I’tikaf merupakan ibadah yang agung, yang semaraknya semakin terlihat di bulan Ramadhan, khususnya di 10 hari terakhir bulan Ramadhan. Namun, ada sedikit permasalahan mengenai i’tikaf yang hakikatnya melenceng dari ruh i’tikaf itu sendiri.

Ibnu Utsaiminzmengatakan, “Orang yang i’tikaf itu berada di masjid untuk melakukan ketaatan kepada Allah bukan untuk menyendiri sehingga tidak berinteraksi dengan manusia, bukan pula supaya didatangi kawan-kawannya untuk ngobrol bareng namun dalam rangka agar bisa konsentrasi beribadah kepada Allah.

Dari penjelasan di atas kita ketahui bahwa orang yang i’tikaf di masjid untuk kumpul dengan teman-teman kemudian ngobrol dengan obrolan yang tidak ada faedahnya adalah seorang yang tidak mewujudkan ruh i’tikaf karena ruh i’tikaf adalah berada di masjid dalam rangka beribadah kepada Allah. Memang benar, dibolehkan bagi orang yang i’tikaf untuk didatangi istrinya lalu ngobrol di tempat i’tikaf asalkan tidak berlebihan karena hal semacam ini pernah terjadi pada diri Nabi.

Apakah tergolong bertolak belakang dengan ruh i’tikaf, manakala orang yang i’tikaf menyibukkan diri dengan kegiatan menuntut ilmu?

Tidaklah diragukan bahwa kegiatan menuntut ilmu itu termasuk ketaatan dan ibadah kepada Allah.
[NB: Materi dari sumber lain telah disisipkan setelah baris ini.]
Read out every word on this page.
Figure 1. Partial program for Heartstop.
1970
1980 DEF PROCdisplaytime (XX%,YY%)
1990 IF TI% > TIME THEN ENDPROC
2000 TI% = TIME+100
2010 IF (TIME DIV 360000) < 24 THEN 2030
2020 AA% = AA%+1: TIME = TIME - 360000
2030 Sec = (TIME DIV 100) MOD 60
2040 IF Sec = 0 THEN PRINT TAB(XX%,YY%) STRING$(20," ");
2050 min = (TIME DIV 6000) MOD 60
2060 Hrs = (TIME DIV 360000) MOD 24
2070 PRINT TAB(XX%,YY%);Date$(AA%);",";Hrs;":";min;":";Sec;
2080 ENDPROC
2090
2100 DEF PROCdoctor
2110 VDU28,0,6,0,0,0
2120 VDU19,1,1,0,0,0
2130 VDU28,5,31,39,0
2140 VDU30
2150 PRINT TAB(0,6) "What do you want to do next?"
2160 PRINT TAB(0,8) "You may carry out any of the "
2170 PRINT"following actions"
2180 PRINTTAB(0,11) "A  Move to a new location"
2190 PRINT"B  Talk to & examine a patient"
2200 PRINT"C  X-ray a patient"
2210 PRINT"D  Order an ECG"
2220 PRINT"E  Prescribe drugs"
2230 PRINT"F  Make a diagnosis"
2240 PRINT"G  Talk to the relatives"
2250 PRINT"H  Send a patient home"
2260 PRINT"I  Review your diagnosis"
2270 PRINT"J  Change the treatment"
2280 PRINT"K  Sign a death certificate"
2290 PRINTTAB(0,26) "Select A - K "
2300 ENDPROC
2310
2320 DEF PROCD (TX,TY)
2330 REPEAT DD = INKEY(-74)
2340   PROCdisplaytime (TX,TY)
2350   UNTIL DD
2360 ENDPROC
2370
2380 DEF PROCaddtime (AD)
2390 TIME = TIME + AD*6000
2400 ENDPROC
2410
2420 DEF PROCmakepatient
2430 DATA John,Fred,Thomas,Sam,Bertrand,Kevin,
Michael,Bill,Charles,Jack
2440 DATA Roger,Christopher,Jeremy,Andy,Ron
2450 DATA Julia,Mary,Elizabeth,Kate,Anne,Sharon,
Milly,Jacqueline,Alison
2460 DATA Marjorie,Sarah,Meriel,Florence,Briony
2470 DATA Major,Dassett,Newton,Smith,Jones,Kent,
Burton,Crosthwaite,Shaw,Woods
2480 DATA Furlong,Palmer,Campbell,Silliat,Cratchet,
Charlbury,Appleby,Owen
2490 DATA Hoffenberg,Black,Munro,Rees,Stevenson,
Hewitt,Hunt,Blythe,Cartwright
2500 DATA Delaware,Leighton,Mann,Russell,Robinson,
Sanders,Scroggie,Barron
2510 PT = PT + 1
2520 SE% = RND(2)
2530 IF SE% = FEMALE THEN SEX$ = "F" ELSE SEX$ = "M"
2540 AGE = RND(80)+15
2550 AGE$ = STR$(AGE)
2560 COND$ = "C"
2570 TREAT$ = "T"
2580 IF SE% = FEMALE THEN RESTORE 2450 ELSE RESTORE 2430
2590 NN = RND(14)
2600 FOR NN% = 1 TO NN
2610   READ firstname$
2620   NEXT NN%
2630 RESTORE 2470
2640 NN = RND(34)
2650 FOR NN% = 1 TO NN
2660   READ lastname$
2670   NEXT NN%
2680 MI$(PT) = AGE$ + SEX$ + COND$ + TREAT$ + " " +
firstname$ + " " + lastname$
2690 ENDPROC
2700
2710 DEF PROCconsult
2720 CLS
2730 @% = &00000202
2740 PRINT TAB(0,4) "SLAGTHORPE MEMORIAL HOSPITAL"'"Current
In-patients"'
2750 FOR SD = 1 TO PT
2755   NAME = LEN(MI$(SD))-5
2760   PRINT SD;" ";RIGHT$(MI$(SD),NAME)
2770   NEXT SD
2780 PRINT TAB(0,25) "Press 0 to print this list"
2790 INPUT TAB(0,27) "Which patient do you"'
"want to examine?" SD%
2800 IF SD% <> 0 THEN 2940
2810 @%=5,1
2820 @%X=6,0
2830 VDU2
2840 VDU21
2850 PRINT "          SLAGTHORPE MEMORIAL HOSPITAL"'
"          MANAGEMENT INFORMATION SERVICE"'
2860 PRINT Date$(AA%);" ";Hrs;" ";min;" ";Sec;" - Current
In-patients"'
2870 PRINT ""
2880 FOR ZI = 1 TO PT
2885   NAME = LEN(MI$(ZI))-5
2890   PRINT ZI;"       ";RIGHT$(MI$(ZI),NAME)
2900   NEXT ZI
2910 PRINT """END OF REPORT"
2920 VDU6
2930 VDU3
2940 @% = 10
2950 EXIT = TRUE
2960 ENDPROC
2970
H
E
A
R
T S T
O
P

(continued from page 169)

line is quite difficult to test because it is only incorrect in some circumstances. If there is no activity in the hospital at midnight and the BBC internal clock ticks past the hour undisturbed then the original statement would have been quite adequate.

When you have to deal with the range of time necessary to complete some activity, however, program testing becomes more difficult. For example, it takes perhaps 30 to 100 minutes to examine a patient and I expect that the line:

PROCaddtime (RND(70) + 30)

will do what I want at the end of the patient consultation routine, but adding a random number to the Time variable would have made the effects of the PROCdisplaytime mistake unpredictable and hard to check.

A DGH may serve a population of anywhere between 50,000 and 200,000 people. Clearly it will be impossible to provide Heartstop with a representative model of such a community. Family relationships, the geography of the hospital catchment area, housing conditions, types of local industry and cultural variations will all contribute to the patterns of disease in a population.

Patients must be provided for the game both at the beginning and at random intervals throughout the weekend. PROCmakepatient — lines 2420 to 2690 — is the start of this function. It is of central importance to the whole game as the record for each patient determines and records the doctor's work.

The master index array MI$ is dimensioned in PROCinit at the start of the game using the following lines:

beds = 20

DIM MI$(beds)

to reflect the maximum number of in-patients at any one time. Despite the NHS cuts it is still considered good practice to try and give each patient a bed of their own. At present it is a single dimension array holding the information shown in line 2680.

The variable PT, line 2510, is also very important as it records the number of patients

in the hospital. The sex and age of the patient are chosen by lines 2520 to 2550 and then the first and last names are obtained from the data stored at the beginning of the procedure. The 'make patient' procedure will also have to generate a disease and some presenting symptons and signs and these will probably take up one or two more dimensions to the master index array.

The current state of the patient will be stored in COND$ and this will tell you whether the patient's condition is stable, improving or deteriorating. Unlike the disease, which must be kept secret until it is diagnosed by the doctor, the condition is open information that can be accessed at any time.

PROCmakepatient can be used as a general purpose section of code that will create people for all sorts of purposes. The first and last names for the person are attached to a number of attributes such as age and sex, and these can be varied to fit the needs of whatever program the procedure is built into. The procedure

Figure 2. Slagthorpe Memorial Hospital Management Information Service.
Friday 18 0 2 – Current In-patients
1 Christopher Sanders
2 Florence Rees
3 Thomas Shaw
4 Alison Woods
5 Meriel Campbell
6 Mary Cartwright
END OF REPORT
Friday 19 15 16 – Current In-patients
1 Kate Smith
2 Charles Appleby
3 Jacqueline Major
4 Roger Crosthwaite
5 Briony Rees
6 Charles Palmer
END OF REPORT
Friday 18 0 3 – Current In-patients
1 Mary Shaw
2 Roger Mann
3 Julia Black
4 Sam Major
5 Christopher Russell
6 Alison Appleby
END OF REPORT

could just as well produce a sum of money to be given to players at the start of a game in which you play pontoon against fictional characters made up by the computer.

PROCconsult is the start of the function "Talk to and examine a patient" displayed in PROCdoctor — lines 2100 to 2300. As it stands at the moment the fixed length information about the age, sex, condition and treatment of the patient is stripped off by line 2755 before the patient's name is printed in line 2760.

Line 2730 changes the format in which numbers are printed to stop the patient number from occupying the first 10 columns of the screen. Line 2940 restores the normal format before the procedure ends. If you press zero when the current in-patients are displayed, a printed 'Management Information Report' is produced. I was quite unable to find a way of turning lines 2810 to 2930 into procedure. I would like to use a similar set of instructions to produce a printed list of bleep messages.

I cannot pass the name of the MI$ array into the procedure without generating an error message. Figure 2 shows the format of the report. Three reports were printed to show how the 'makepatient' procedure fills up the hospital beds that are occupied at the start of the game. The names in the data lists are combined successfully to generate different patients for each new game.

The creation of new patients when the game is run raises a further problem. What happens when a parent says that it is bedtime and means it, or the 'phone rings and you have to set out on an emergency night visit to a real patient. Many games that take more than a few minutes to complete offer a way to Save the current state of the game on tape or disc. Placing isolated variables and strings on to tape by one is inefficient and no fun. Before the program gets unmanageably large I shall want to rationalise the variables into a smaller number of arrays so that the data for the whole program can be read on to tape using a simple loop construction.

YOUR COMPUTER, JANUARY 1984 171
Akan tetapi maksud dari i’tikaf adalah menyibukkan diri dengan ibadah individual semisal shalat, dzikir dan membaca Alquran.

Tidaklah mengapa jika seorang yang i’tikaf menghadiri satu atau dua sesi kajian dalam sehari atau semalam, karena hal tersebut tidak mempengaruhi i’tikaf.

Akan tetapi jika seluruh waktu i’tikaf diisi dengan kajian, sehingga orang tersebut juga menelaah berbagai materi kajian yang diajarkan dan menghadiri banyak majelis ilmu yang hal ini tentu saja menyibukkannya dari ibadah individual yang hendak dia lakukan, maka tidaklah diragukan bahwa i’tikaf model semacam ini bukanlah i’tikaf yang sempurna meski kami tidak berani mengatakan bahwa apa yang dia lakukan bertolak belakang dengan maksud pokok i’tikaf.” (Syarh Mumti‘ jilid 6 Hal. 500-501, terbitan Dar Ibnul Jauzi, 1424 H).